Örnek üç: İktidarla karşısında ortak hukuku korumak ve savunmak konumunda olması gereken “ana” muhalefet lideri, iktidar partisi tarafından HDP’nin tasfiyesine yönelik bir operasyonun gerçekleştirilmesi amacıyla gündeme getirdiği “dokunulmazlıkların kaldırılması” teklifini “anayasaya aykırı olduğunu da bildiğini” ifade ederek, oy verdi. Sonra bildik süreç gerçekleştirildi. HDP’li milletvekilleri, HDP politik aktivistlerinden binlercesi ile birlikte cezaevine atıldı.
Özet: Bu hukuk üzerinden yükselen kurumlarla ve bu hukukun temellerini oluşturan maddi toplumsal dayanaklarıyla birlikte kaldırılması mücadelesini verdiğini iddia eden komünistlerin, Türkiye’deki hukuk üzerine tartışmalarını yine bu hukuk üzerinden inşa etmeye çalışmaları anlaşılabilir bir şey değildir.
«««
18 Ocak, 2014’te Özgür Politika’da yayınlanan “Hukukun Sistemi Değil, Sistemin Hukuku” başlıklı yazımdan aktarma yaparak dün ile bugün arasındaki benzerliğin altını çizmek istiyorum.

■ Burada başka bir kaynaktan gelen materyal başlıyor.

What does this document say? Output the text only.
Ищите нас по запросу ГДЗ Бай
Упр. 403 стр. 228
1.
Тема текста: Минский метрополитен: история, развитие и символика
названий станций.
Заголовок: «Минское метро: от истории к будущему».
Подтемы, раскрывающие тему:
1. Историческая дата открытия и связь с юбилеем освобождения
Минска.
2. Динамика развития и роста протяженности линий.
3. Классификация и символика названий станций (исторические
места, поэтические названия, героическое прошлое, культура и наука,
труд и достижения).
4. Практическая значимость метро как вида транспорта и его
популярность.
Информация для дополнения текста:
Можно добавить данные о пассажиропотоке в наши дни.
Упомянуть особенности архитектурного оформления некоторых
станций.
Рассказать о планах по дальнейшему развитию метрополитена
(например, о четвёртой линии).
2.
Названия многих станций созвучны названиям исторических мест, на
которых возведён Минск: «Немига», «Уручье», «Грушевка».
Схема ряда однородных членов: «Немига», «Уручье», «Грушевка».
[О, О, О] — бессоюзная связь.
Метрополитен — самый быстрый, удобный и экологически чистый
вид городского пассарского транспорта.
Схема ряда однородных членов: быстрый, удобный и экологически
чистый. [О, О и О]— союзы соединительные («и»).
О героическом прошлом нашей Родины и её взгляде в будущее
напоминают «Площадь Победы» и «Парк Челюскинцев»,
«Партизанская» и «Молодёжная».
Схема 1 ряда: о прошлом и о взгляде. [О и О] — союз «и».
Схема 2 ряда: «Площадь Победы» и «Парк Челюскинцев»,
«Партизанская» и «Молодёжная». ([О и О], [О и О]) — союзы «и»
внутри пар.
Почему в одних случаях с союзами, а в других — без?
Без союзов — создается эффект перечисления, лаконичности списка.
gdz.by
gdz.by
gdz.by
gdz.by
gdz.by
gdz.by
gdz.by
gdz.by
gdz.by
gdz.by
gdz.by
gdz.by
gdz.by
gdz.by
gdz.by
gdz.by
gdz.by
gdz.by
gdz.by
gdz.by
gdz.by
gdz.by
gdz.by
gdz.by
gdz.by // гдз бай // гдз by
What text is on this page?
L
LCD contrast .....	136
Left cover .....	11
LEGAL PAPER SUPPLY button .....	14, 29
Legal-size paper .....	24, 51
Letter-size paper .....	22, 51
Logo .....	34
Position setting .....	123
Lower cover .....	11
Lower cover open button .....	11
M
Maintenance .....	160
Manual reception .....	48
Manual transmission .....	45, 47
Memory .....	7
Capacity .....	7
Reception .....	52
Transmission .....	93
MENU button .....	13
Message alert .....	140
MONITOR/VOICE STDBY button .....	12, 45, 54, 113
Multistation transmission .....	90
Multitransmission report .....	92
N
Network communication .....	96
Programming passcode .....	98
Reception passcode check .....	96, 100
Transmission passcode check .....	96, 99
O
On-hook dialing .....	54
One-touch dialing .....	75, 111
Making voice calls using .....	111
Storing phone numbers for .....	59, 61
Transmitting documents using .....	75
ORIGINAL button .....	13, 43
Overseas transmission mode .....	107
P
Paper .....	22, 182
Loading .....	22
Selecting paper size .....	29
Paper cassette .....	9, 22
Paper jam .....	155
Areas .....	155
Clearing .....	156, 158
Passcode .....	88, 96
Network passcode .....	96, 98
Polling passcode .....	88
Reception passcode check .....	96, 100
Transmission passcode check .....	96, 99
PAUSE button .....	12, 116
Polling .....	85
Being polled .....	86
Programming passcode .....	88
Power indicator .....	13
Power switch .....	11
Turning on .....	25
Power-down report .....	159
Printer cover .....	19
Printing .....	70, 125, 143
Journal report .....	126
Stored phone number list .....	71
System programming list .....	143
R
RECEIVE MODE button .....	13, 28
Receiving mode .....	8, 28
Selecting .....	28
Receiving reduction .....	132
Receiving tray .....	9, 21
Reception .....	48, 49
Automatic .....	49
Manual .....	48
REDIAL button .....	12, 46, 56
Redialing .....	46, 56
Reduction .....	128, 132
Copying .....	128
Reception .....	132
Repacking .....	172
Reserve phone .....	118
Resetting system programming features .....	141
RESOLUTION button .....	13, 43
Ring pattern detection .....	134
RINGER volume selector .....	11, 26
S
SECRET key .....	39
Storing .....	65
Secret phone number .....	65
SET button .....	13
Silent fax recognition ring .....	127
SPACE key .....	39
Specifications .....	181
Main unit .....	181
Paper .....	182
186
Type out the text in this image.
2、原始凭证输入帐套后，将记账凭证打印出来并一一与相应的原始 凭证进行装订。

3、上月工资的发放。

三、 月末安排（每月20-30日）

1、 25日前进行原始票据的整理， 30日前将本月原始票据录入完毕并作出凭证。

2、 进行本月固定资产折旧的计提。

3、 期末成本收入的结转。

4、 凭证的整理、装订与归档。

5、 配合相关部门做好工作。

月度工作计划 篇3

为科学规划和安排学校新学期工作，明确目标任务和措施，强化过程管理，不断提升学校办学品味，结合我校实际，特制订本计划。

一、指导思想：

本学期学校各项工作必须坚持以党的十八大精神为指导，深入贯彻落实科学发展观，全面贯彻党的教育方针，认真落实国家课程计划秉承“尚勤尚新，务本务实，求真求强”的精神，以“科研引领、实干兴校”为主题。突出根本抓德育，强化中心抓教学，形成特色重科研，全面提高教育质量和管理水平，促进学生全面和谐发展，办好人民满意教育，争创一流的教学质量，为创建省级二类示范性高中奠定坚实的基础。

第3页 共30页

“HSYK tartışmaları devam ederken sıkça kullanılan “bu teklif, demokratik hukuk devleti anlayışına aykırıdır” sözü tüylerimi diken diken etmeye yetiyor. Aykırıdır elbette, ama önceki ve daha önceki ve daha daha önceki HSYK ya da hukuk sistemlerinin “demokratik” olduğunu iddia ederek teklife karşı çıkış da sahtekârlıktır. O hukuk sisteminin öncesinde değil miydi “sözde” milletin seçerek özde Meclis’e gönderdiği DEB milletvekillerinin yaka paşa derdest edilerek geldikleri yere, esarete atılmaları. Sorunun özü masaya yatırılıp operasyona tabi tutulmadan HSYK şöyle ya da böyle olsa ne olur? Bu hukuk çocuk Erdal Eren’i yaşını büyüterek asmış, yetişkin katil Ogün Samat’ı yaşını küçülterek kurtarmış bir hukuktur. Hrant cinayetinde örgüt değil mörgüt bulan hukuk da; Roboski katliamında takipsizlik kararı veren hukuk da aynı hukuktur.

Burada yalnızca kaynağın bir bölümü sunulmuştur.